Mark Zuckerberg has to be feeling a little bit like Tony Stark right now.

The Facebook CEO said Monday that he's finished building his version of Jarvis, the artificially intelligent computer system Stark uses to control his home in the Iron Man movies.

Zuckerberg's Jarvis can do things like turn the lights on and off in his house, play songs, recognize who's at the front door and let people in. He also tried to rig a cannon for shooting gray t-shirts (his outfit of choice) to the system, to help him get dressed in the morning. But that would have required hardware modifications.

The project is the latest of Zuckerberg's personal challenges, which are basically New Year's resolutions that he takes more seriously than anyone you know. Previous ones include only eating animals he's personally killed, reading a new book every two weeks and learning Mandarin.

He said one of the biggest takeaways from the Jarvis project was figuring out the promise and limits of AI.

"In a way, AI is both closer and farther off than we imagine," Zuckerberg said in a blog post. "AI is closer to being able to do more powerful things than most people expect -- driving cars, curing diseases, discovering planets, understanding media. Those will each have a great impact on the world, but we're still figuring out what real intelligence is."

Zuckerberg isn't alone in his fascination with AI. A lot of what his Jarvis system can do is similar to what the Amazon Echo and Google Home can do. Facebook, meanwhile, has made big investments in AI outside of Zuck's personal project. The company has two distinct AI groups: Facebook AI Research, or FAIR, which has roughly 75 employees and tries to act as a liaison to the academic community; and Applied Machine Learning, which tries to infuse AI into Facebook's products.

Zuckerberg has said in the past that a quarter of Facebook's engineers are working with AI.

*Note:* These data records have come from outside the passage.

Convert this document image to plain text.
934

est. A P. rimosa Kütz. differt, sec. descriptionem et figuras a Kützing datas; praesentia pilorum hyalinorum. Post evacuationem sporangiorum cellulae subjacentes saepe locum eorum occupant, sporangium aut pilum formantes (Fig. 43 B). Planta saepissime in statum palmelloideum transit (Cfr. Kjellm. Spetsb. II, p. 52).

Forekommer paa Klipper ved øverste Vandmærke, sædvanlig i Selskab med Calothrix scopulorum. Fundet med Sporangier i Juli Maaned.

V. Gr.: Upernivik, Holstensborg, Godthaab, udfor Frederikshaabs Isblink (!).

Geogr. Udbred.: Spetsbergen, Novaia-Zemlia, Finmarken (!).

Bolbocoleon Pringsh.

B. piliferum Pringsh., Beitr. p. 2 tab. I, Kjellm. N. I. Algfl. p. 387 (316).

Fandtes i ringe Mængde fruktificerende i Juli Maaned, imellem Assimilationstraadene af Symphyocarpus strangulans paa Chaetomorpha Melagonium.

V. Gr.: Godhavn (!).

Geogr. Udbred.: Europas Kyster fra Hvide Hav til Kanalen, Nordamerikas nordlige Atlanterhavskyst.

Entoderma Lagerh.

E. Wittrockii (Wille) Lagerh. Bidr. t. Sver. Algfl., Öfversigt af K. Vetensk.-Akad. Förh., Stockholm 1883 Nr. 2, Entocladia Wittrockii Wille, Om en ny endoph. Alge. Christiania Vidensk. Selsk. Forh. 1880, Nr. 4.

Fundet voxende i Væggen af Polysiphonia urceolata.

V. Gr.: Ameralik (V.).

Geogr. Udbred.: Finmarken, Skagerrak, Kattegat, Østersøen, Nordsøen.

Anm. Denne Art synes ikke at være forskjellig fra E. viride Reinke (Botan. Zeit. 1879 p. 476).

For now, the Jarvis stuff seems more like a personal science fair project than anything Facebook would release as a company. But Zuckerberg did hint a few things he could pursue. For example, when it came to talking to Jarvis, he noticed that he and his wife Priscilla often made open-ended requests -- "play me some music," versus "play some Adele." He suggested building a system with enough context to understand those requests could fill a hole in the market.

"No commercial products I know of do this today, and this seems like a big opportunity," he wrote.